3. Die Verschiedenheit der Sinne.

[100:21] Die Problemlage kompliziert sich für mich noch einmal, wenn man versucht, das allgemeine Reden über
Ästhetisches
zu differenzieren, da es doch immerhin verschiedene Sinne gibt, die an dem Ganzen beteiligt sind. Die generelle Rede von
ästhetischer Erziehung
unterstellt, daß die Sachlage in allen Bereichen des Ästhetischen gleich sei. Das aber ist, wenn ich recht sehe, nicht der Fall. Schon ein flüchtiger Blick auf die verschiedenen Künste zeigt, daß das ästhetische Urteil, über die allgemeinen Bestimmungen Kants und Schillers hinaus, sich mit verschiedenen Operationen auseinandersetzen muß: Die Wortkunst bedient sich der linguistischen Regeln, die Musik kann in einem konventionellen Zeichensystem notiert werden, in der bildenden Kunst ist jedes singuläre Objekt zugleich die
Aufführung
seiner selbst. Analoges gilt für das ästhetische Gewahrwerden: Körperbewegung und Gleichgewichtssinn, das Hören auf den momentan erklingenden, den gerade nachklingenden und den erwarteten Ton, die einer Kombination von Farbempfindungen korrespondierende innere Bewegung – die je besondere Aufmerksamkeit also, die in diesem oder jenem Sinn korrespondiert, setzt dem zusammenfassenden Reden über
Ästhetisches
notwendige Differenzierungen entgegen und verunsichert auch das Reden von ästhetischer Erziehung/Bildung.
[100:23] Das Problem ist nicht neu.
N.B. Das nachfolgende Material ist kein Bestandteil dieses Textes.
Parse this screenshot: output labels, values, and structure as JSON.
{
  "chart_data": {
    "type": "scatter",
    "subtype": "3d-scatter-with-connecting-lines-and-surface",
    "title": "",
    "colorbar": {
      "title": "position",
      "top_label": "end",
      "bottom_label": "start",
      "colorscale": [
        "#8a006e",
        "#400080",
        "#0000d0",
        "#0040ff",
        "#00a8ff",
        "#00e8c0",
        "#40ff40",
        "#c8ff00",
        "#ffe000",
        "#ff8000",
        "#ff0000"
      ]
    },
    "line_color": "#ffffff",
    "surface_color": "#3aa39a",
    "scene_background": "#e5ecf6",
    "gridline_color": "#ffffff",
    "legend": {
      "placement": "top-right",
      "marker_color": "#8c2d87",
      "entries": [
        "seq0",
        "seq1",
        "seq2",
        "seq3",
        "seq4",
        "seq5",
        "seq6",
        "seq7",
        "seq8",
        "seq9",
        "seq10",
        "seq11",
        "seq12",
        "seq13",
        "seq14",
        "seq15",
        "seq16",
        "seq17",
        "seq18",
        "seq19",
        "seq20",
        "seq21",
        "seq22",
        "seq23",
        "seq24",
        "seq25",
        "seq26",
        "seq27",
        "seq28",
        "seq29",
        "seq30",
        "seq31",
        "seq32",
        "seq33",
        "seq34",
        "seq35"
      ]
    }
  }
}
Diderot in den
Salons
und Lessing im
Laokoon
hatten schon versucht, nicht nur die Verschiedenheit der Künste, sondern auch die Verschiedenheit der dabei beteiligten Sinne zu unterscheiden, und zwar mit Hilfe der Annahme, daß die am ästhetischen Urteil, der ästhetischen Empfindung, den entsprechenden Tätigkeiten und den dabei erzielten Produkten ins Spiel gebrachten Regeln abhängig seien von der Natur oder der Bildungsbedeutung jedes einzelnen Sinnes.
[100:24]
Auf alle Fälle

Scheißt der Hund kei' Gummibälle
.
[100:25] Dieser hessische Kindervers demonstriert das Problem: er ist in kein anderes ästhetisches Medium übersetzbar, ohne Informationsverlust. Auch die Erinnerung an Synästhesien hilft uns nicht weiter. Der Witz ist rein sprachlich. Das ließe sich durch Erörterung der Logik solcher Äußerungen begründen, beispielsweise |b 267|mit Hilfe der Frage, wie denn die Äußerung
Auf alle Fälle
in einem anderen als sprachlichen Medium ausgedrückt werden könnte. In Bild, Ton und Bewegung geht das nicht – wenn ich recht sehe. Heinrich von Kleist hatte ein ähnliches Problem, als er versuchte, die Empfindungen angesichts des Bildes
Der Mönch am Meer
von Caspar David Friedrich in einen poetischen Text zu übertragen. Er behalf sich mit einem
als ob
und mit dem Eingeständnis, daß die heftigen Empfindungen, die das Bild im Gesichtssinn und dessen seelischen Folgen auslöste, im Medium der Sprache nur
verworren
ausgedrückt werden könnten. Nimmt man derartige Sachverhalte, Anmahnungen oder Erinnerungen ernst, dann fällt es nicht mehr so leicht, zusammenfassend über
ästhetische Erziehung
zu reden. Der jeweilige
Sinn der Sinne
, wie H. Pleßner und E. Straus sagen, wäre auszumachen, um wenigstens in die Nähe dessen zu kommen, was dann auch als
Bildungssinn
dieses oder jenes Sinnes zu bestimmen wäre. Ich kann das hier nur andeuten.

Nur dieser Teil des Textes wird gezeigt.